Friends of Sunset Park (FOSP) Board member Eric Gabster pointed out “that when the [BAE] property was for sale, descriptions of the property stated ‘legal access to Airport Avenue is not assured.’ We find it hard to imagine that the purchase of such a property would not have triggered serious considerations about that limitation and future use of the site.”

Carole Currey, Chair of the SMC Board of Trustees, said that her Board objected to the City staff report because it “greatly obstructs the College from fulfilling its mission of education and furthermore it adds new conditions” to hammering out an access agreement.

The College’s Academic Senate President Richard Tahvildaran-Jesswein stated that in the Senate’s view “it appears the staff report in essence is an attempt to shrink the College.”

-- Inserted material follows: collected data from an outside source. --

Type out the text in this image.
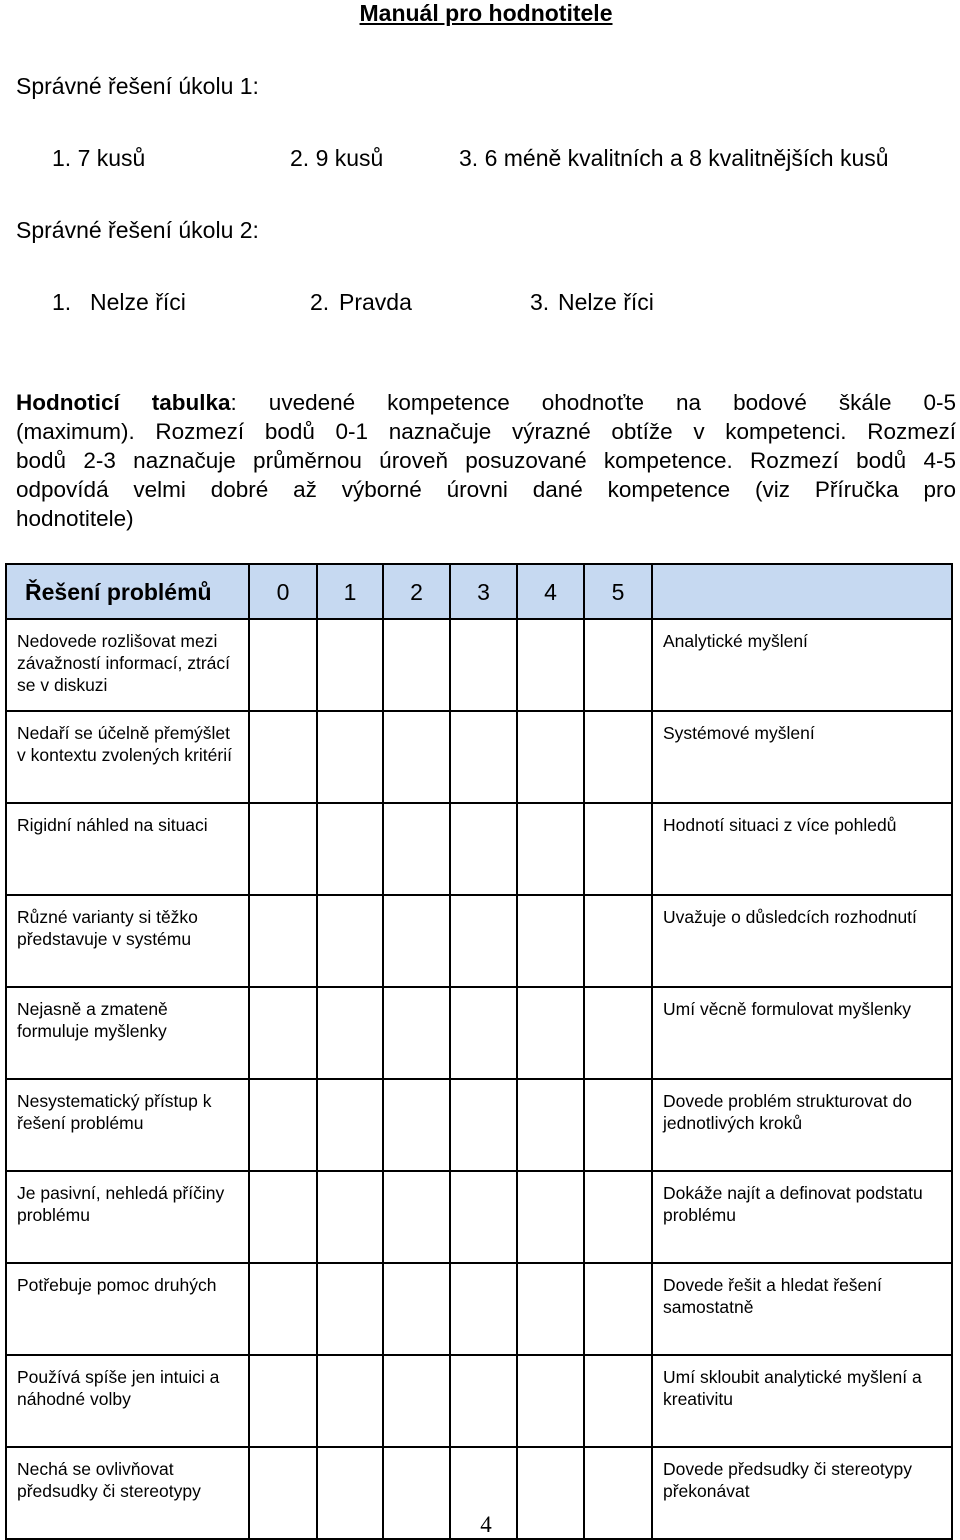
Manuál pro hodnotitele
Správné řešení úkolu 1:
1. 7 kusů	2. 9 kusů	3. 6 méně kvalitních a 8 kvalitnějších kusů
Správné řešení úkolu 2:
1. Nelze říci	2. Pravda	3. Nelze říci
Hodnoticí tabulka: uvedené kompetence ohodnoťte na bodové škále 0-5
(maximum). Rozmezí bodů 0-1 naznačuje výrazné obtíže v kompetenci. Rozmezí
bodů 2-3 naznačuje průměrnou úroveň posuzované kompetence. Rozmezí bodů 4-5
odpovídá velmi dobré až výborné úrovni dané kompetence (viz Příručka pro
hodnotitele)
Řešení problémů	0	1	2	3	4	5	
Nedovede rozlišovat mezi závažností informací, ztrácí se v diskuzi							Analytické myšlení
Nedaří se účelně přemýšlet v kontextu zvolených kritérií							Systémové myšlení
Rigidní náhled na situaci							Hodnotí situaci z více pohledů
Různé varianty si těžko představuje v systému							Uvažuje o důsledcích rozhodnutí
Nejasně a zmateně formuluje myšlenky							Umí věcně formulovat myšlenky
Nesystematický přístup k řešení problému							Dovede problém strukturovat do jednotlivých kroků
Je pasivní, nehledá příčiny problému							Dokáže najít a definovat podstatu problému
Potřebuje pomoc druhých							Dovede řešit a hledat řešení samostatně
Používá spíše jen intuici a náhodné volby							Umí skloubit analytické myšlení a kreativitu
Nechá se ovlivňovat předsudky či stereotypy							Dovede předsudky či stereotypy překonávat
4
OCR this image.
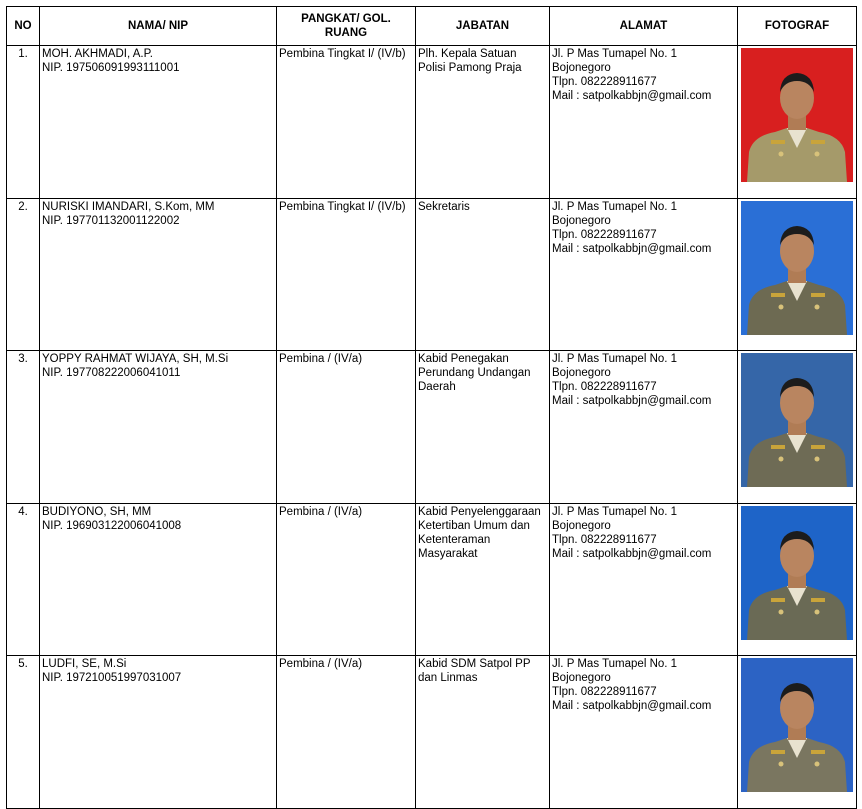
NO	NAMA/ NIP	PANGKAT/ GOL.
RUANG	JABATAN	ALAMAT	FOTOGRAF
1.	MOH. AKHMADI, A.P.
NIP. 197506091993111001	Pembina Tingkat I/ (IV/b)	Plh. Kepala Satuan Polisi Pamong Praja	Jl. P Mas Tumapel No. 1
Bojonegoro
Tlpn. 082228911677
Mail : satpolkabbjn@gmail.com

2.	NURISKI IMANDARI, S.Kom, MM
NIP. 197701132001122002	Pembina Tingkat I/ (IV/b)	Sekretaris	Jl. P Mas Tumapel No. 1
Bojonegoro
Tlpn. 082228911677
Mail : satpolkabbjn@gmail.com

3.	YOPPY RAHMAT WIJAYA, SH, M.Si
NIP. 197708222006041011	Pembina / (IV/a)	Kabid Penegakan Perundang Undangan Daerah	Jl. P Mas Tumapel No. 1
Bojonegoro
Tlpn. 082228911677
Mail : satpolkabbjn@gmail.com

4.	BUDIYONO, SH, MM
NIP. 196903122006041008	Pembina / (IV/a)	Kabid Penyelenggaraan Ketertiban Umum dan Ketenteraman Masyarakat	Jl. P Mas Tumapel No. 1
Bojonegoro
Tlpn. 082228911677
Mail : satpolkabbjn@gmail.com

5.	LUDFI, SE, M.Si
NIP. 197210051997031007	Pembina / (IV/a)	Kabid SDM Satpol PP dan Linmas	Jl. P Mas Tumapel No. 1
Bojonegoro
Tlpn. 082228911677
Mail : satpolkabbjn@gmail.com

Airport Commissioner Susan Hartley reminded the Council that on June 27 the Commission passed a recommendation that access and egress to the Bundy satellite campus to the Aiport be restricted until such time as Santa Monica College staff submits to the City a detailed master plan for the Bundy satellite campus and associated analysis of the full project, including all environmental impacts reports of the actual uses proposed by SMC.” It also wants “SMC and the City to enter into an enforceable access agreement” that FOSP President Zina Josephs stated her board supports.

Earlier in the meeting, Los Angeles Councilman Bill Rosendahl, whose district surrounds Santa Monica, told the Council that “the only solution acceptable to my constituents” is that students using the Bundy Campus have access from Airport Avenue and that he and others would be “chained to the Stewart gate [which is located in Mar Vista] if the College tries to open it for access to the Bundy Campus.”

In the end only four Council members voted to extend the pedestrian access agreement, as Council members Bobby Shriver and Richard Bloom had left the meeting early and Kevin McKeown was absent.The City staff analysis of the proposal may return to the Council for its review by August 9.